New Zealand has always been a survival nut's fantasy island, isolated as it is from the hot spots of a full-scale nuclear war and the contagions of a zombie apocalypse.

This week, with the threat of financial meltdown impending on both sides of the Atlantic, currency markets jumped on board the survivalist band wagon.

Clearly things that make New Zealand richer and therefore deserving of a more valuable dollar took a turn for the worse.

Dairy prices continued to fall and tourism numbers slumped. But the dollar soared to new heights as it has done relentlessly in the month since the latest round of global debt concerns took hold.

It topped US86c yesterday and currency analysts are no longer laughing off the idea that it might hit parity with the greenback.

The dollar has already spiked by US14c since May so if these global trends continue for the next two months anything is possible.

However the rally on the kiwi appears to be well and truly detached from what currency analysts call "fundamentals" but the rest of us just call "common sense".

For the past week you could take your pick of debt crises. Okay, odds are we'll see a resolution to both the European and American situations in the short term.

In Europe they are already trumpeting a big fix for Greece in a deal which will see private investors share the load by swapping maturing short-term debt for long-term bonds.

And in the US there is no doubt that there is a large dose of political brinkmanship underpinning the risk that the world's biggest economy will default on its debt.

The Republicans want President Barack Obama to cut the deficit harder, partly because that's what they'd do, but also because that would slow the economic recovery which would hurt Obama's chances in next year's elections.

But no one wins if the US defaults.

The US economy might be down but it is still No 1 in the world.
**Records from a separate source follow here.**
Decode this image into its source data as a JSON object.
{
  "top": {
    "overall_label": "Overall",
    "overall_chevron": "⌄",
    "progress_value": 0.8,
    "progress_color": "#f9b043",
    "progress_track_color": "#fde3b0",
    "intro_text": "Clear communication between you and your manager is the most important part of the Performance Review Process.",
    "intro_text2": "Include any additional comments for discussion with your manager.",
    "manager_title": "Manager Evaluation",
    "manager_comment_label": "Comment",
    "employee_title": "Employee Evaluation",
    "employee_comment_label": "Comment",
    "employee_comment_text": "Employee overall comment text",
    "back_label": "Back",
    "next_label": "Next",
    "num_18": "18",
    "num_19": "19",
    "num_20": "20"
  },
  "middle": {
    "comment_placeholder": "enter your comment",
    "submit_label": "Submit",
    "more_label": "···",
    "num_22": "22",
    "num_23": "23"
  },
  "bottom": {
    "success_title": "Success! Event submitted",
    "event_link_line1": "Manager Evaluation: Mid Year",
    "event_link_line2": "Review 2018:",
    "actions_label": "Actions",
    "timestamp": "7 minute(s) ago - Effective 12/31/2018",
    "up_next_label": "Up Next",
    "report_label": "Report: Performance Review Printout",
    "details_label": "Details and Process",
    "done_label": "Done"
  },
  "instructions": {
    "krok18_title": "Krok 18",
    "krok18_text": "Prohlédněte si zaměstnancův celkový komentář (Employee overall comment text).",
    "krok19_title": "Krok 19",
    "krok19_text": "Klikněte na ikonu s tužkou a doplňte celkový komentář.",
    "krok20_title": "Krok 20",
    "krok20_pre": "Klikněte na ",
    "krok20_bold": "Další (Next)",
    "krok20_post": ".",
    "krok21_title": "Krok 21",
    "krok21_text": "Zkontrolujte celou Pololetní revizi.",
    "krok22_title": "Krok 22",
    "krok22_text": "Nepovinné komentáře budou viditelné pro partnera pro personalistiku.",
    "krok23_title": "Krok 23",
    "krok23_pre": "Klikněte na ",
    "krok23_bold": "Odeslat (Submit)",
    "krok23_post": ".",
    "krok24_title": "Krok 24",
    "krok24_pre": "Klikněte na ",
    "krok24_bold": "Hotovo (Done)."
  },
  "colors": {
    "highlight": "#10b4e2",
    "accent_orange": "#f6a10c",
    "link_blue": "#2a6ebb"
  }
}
The greenback is still the default currency and if the US suffers we all do.

A default would see the cost of borrowing spike, taking money out of consumers' pockets. Likely the US would go back into recession and the rest of the world would follow.

Is New Zealand prepared for another credit crunch of Lehman Bros proportions? Probably not.

The economy is rebalancing but it remains in a highly vulnerable position with regards to debt levels - particularly in the wake of the Christchurch quake.

And with the official cash rate already back at 2.5 per cent there is far less scope for the Reserve Bank to take emergency action as it did in slashing rates post-Lehman.

If you had to pick your apocalypse then - from where we are sitting - the European variety would be infinitely preferable.

New Zealand is far less exposed to Europe than it once was and a global slow-down emanating out of that region is likely to have less of a severe impact on our commodity prices.

It is ironic that as of yesterday the markets were trumpeting success in Europe while the US remained uncertain. In reality the European situation remains far more precarious. Having thrown everything and the kitchen sink at Greece to halt the contagion, it had better work.

Another lurch towards debt default from Spain or Italy at this point would reveal how bare the EU cupboards are. The capacity to keep coughing up for its ailing nations is reaching its limit.

So too is the political good will of those European nations that have money - mainly Germany - to keep giving.

That the prospect of another banking collapse - another Lehman Bros credit-crunch style apocalypse - still haunts the world is a reminder of just how much the boom times of the last decade were a mirage unrelated to real wealth creation.

For nations as for individuals there are only two ways out of debt - spend less or earn more. Some three years into the global economic malaise the world's leaders have failed to tackle boldly either approach.